Minneapolis Star-Tribune: New TV ad scolds Coleman for taking oil industry funds

Giggling with delight; that's how I'd describe the Minneapolis Star-Tribune's blurb about incumbent Minnesota Republican Senator Norm Coleman for taking campaign contributions from oil companies.

According to the Star-Tribune, "A Democratic-leaning organization on Thursday unveiled a television advertisement criticizing Republican U.S. Sen. Norm Coleman for campaign contributions he has received from oil industry interests."

The perception I see is that because "Big Oil" is evil, as vehemently portrayed by the Mainstream Media, this will negatively affect the Coleman campaign against Democratic challenger Al Franken, among others.

The Star-Tribune states, "It challenges Coleman for voting to grant oil and gas companies billions of dollars in tax breaks and says he has accepted $210,000 in campaign contributions from oil company interests.

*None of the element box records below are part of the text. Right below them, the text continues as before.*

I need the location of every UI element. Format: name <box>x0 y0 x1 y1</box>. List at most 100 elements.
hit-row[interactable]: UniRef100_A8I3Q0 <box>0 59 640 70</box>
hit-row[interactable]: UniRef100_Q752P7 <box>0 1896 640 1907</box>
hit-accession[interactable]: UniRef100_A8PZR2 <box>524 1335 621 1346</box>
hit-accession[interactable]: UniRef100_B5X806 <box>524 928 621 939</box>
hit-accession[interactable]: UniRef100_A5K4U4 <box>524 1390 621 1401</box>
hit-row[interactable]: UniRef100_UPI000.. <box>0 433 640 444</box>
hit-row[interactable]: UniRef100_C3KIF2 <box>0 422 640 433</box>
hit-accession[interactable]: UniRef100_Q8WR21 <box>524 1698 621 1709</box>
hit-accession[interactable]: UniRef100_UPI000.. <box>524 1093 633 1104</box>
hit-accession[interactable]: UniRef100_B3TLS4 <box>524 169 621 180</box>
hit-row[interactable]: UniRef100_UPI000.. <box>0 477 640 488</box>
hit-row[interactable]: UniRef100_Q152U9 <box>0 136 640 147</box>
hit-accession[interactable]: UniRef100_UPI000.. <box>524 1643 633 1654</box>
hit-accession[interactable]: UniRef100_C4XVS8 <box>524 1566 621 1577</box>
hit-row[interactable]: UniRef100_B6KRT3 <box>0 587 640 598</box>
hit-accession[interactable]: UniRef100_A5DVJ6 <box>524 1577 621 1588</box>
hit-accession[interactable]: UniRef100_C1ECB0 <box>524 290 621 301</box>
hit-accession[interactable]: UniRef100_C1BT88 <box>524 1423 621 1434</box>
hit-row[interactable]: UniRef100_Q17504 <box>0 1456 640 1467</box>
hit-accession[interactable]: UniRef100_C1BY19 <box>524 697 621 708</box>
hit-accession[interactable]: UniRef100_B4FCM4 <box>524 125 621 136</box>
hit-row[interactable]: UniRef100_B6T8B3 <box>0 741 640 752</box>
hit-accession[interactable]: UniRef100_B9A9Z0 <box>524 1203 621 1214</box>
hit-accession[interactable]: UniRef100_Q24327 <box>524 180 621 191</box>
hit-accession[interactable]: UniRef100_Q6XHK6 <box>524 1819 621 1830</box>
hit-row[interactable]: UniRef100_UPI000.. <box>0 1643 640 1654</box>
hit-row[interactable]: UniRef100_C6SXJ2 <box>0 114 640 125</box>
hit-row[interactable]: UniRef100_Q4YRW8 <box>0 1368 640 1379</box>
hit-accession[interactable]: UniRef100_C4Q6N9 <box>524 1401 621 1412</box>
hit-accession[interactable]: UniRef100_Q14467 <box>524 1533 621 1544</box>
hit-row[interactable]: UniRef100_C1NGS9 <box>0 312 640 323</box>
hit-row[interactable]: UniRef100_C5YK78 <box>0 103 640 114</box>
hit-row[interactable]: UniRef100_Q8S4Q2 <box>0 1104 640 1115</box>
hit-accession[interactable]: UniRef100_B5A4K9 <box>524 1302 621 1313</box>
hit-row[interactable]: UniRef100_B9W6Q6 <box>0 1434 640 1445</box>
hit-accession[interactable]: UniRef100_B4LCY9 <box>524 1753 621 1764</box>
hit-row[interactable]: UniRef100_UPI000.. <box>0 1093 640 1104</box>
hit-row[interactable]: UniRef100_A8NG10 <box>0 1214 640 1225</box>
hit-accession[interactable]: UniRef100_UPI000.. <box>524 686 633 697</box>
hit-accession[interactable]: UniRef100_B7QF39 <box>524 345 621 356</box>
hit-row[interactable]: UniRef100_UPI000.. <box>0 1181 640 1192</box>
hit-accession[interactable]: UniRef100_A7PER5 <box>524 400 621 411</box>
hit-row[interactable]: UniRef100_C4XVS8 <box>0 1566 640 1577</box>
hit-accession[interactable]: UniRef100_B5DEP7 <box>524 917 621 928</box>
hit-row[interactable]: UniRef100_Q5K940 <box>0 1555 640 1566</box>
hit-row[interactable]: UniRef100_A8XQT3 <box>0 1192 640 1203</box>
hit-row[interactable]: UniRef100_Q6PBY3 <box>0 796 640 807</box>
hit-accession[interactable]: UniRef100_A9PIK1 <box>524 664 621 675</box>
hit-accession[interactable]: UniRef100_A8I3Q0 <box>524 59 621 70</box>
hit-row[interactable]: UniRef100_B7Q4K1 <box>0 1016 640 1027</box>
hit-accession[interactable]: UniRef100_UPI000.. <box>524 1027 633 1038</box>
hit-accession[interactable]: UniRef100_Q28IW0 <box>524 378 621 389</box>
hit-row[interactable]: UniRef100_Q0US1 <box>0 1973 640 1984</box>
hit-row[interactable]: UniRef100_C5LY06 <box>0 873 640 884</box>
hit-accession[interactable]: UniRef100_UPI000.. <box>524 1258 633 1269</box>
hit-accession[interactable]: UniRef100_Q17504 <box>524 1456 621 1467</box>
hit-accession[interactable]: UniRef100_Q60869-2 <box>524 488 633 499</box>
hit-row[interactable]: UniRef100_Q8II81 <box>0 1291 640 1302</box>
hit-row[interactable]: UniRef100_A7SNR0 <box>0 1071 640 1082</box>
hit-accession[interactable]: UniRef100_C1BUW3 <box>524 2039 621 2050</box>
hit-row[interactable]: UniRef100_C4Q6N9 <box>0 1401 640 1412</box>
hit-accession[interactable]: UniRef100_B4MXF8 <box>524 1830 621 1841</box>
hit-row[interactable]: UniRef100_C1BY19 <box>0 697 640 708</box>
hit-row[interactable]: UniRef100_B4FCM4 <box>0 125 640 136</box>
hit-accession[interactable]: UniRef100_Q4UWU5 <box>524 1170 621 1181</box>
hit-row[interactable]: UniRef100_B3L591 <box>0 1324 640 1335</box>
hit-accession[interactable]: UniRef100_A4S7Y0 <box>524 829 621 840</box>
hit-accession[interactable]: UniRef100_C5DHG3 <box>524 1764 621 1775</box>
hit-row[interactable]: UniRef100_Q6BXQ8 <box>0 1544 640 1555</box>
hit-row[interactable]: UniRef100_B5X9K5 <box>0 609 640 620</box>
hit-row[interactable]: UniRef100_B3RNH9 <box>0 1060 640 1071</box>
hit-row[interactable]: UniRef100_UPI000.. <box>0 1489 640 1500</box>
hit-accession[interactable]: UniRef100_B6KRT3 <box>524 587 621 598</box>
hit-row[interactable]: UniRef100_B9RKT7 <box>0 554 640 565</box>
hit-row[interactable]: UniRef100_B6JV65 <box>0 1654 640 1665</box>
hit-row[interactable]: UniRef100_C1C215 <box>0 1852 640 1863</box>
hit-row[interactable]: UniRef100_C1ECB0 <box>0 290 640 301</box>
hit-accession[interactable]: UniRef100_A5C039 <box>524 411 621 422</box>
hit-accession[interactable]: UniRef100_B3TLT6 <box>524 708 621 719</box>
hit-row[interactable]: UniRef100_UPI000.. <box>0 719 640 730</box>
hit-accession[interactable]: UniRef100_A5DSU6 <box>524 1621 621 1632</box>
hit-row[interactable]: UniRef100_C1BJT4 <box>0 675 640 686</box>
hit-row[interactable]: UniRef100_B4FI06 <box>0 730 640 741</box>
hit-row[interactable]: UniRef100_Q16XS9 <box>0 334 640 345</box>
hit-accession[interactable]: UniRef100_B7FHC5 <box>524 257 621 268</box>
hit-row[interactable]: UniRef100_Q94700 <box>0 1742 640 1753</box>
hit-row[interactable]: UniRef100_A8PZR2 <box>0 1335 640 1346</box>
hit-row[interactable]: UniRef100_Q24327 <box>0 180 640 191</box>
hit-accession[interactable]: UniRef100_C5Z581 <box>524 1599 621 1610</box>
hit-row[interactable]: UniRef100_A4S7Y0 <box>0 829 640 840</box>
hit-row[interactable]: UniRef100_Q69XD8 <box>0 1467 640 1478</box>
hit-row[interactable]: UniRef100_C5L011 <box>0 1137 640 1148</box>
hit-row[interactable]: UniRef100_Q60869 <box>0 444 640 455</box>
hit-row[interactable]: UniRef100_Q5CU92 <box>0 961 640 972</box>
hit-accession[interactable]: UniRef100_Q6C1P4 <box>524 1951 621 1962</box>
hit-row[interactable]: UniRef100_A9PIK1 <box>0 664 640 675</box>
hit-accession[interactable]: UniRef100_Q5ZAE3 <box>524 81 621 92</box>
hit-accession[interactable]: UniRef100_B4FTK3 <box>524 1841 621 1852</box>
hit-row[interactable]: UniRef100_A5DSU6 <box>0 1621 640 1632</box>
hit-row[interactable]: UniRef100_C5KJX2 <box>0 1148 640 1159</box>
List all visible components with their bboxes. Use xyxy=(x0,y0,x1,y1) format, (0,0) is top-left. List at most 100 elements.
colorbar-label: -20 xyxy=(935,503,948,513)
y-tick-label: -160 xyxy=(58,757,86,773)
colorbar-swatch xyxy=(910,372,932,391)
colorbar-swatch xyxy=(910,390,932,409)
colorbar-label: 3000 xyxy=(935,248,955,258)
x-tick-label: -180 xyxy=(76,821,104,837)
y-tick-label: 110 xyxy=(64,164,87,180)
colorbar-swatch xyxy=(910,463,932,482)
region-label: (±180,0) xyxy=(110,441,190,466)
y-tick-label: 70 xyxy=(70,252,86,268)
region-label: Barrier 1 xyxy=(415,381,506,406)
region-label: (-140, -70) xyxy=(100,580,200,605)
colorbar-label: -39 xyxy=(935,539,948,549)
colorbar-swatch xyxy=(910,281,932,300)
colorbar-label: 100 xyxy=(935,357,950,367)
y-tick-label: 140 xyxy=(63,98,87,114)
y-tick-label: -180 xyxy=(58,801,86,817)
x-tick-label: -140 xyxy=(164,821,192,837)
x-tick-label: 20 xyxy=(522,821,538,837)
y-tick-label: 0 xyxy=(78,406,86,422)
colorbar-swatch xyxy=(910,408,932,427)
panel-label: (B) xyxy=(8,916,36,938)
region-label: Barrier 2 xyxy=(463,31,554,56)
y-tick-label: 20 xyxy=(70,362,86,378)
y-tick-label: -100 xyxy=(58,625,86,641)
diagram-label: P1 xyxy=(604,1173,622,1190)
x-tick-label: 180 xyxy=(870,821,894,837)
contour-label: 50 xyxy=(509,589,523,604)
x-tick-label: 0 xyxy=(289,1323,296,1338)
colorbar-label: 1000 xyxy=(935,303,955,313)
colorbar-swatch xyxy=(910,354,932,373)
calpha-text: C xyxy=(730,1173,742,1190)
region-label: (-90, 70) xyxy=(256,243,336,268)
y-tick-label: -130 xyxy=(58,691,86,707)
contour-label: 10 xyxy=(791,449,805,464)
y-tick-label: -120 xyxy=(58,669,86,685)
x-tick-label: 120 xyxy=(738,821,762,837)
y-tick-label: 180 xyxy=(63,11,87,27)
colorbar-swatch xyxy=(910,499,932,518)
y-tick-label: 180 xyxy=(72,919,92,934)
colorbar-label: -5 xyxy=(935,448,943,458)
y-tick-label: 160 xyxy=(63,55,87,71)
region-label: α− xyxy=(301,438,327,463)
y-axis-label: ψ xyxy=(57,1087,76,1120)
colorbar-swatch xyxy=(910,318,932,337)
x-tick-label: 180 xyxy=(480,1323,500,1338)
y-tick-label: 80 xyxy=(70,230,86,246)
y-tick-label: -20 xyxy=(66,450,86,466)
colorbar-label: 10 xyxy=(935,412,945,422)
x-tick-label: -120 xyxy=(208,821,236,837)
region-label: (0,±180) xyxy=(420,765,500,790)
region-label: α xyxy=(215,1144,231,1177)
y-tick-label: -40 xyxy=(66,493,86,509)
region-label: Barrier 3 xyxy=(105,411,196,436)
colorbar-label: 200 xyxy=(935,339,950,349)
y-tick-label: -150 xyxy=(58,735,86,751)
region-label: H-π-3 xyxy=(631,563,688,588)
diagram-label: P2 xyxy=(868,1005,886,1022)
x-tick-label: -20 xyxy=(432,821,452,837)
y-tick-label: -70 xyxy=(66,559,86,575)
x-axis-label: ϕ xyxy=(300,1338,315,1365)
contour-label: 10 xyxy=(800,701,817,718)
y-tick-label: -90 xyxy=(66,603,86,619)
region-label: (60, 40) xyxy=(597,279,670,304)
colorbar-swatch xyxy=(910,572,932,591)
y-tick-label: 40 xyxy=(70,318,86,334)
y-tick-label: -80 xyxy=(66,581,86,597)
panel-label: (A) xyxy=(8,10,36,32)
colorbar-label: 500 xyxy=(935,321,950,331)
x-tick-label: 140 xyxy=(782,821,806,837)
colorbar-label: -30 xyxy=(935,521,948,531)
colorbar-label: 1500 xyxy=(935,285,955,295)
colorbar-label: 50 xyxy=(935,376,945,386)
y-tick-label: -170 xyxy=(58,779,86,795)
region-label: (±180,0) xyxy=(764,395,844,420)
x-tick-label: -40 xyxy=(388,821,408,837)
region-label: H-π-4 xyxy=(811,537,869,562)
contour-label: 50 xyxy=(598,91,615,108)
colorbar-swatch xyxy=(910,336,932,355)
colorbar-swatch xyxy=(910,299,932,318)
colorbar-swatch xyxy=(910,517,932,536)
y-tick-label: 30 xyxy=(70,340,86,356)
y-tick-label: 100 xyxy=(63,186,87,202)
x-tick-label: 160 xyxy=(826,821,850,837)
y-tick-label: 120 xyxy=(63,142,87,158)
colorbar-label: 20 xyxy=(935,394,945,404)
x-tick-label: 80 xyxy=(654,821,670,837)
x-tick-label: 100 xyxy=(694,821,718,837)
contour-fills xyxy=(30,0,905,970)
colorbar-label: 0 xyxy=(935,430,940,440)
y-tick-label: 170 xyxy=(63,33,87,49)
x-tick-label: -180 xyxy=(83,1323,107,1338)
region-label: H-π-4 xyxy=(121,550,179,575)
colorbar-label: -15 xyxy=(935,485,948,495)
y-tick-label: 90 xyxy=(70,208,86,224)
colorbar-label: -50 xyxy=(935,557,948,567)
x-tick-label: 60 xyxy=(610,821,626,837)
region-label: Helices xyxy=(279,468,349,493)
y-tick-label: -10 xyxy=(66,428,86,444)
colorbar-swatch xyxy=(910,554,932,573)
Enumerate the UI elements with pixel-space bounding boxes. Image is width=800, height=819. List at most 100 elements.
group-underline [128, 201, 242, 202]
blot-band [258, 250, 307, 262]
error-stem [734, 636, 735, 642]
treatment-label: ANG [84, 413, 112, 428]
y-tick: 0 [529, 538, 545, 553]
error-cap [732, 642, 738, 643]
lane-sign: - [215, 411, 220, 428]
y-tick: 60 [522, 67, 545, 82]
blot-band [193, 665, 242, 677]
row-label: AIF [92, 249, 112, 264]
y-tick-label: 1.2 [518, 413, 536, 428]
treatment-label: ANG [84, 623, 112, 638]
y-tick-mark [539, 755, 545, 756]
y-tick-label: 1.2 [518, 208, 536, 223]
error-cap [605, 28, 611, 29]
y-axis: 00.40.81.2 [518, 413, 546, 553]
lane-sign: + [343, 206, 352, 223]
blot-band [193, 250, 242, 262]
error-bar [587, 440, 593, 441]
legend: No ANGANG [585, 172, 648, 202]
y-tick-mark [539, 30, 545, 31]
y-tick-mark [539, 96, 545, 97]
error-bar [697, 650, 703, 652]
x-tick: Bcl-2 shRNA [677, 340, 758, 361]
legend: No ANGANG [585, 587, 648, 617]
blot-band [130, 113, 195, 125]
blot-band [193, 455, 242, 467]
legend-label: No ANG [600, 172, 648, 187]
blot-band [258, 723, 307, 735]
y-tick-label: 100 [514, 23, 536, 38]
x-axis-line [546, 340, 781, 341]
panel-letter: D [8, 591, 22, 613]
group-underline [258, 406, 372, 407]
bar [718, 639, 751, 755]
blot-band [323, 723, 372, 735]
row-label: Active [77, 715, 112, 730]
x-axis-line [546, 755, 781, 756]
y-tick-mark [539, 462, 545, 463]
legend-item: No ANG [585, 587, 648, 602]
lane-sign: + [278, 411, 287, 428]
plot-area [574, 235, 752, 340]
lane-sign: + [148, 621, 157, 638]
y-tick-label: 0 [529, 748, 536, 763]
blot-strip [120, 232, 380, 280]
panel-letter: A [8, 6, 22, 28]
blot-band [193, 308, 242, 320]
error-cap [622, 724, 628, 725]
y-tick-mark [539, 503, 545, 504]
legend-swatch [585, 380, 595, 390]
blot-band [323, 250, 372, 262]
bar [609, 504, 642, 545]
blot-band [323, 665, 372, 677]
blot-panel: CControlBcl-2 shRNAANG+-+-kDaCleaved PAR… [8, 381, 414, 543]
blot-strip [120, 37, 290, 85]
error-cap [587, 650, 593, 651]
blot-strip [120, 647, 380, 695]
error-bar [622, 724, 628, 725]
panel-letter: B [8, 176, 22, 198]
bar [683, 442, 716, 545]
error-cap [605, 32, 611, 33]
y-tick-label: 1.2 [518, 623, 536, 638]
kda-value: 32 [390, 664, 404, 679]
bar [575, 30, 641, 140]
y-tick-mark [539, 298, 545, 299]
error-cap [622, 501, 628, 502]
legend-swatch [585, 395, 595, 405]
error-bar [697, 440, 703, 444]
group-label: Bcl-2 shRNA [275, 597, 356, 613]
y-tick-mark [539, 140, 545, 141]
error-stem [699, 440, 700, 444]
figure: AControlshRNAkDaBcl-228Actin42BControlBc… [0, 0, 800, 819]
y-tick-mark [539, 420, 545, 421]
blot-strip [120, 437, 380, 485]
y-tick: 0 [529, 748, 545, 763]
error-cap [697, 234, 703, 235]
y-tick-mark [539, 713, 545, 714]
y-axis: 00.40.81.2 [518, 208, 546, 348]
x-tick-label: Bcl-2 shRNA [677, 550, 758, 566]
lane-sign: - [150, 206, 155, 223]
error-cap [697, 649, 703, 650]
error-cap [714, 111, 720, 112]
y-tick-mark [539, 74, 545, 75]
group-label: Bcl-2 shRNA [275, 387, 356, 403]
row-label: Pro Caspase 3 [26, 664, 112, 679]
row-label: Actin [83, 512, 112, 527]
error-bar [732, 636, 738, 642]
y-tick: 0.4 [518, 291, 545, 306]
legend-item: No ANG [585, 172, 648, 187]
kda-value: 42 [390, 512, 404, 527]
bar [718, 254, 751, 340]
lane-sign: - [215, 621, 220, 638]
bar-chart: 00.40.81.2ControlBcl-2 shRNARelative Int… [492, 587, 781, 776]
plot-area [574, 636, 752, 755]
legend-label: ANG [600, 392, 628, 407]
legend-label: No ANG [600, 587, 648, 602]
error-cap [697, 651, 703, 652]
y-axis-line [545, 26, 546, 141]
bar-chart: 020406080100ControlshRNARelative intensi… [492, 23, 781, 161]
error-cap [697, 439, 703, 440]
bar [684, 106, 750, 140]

"Minnesotans are paying more for gas than ever while big oil companies are making billions," the ad charges."

Hardly true...big oil is already the most heavily taxed and regulated industry in the country. You've probably heard your liberal co-workers, colleagues, and friends clamor about either levying price controls against oil companies or taxing them further. Sorry to say, that in a free market society, those sorts of measures do not work.

The reason why "Big Oil" is reporting such profits is that in a free market society, supply/demand sets prices. Oil exporters such as Saudi Arabia, Nigeria, and Venezuela, for example cannot pump more oil, or face political crises that often impact production. Furthermore, if our Democratically-controlled legislature would ever enact price control measures, oil companies would more than likely laugh in our face and sell their wares to China and India, where demand is astronomical.

Regardless, Coleman has to decide where he stands here; this country is not configured at this point, and with the current state of the economy, to implement alternative energy sources. Cheap fuel could potentially be a shot in the arm for our economy. Unfortunately, big oil is portrayed as an evil, thanks to the liberal mainstream media and the environmentalist movement. Yet, he talks about supporting the Lieberman/Warner cap and trade legislation.

But at some point, especially in the face of a potential economic catastrophe in this country, the good people of this country are going to DEMAND cheap fuel. At some point, it's time to drill in Alaska and offshore, while building additional oil refineries.

I don't see this ad as a detriment; Coleman needs to embrace the idea of expanding our drilling and building aforementioned refineries. Moreover, it's time to hit back against the global warming proponents.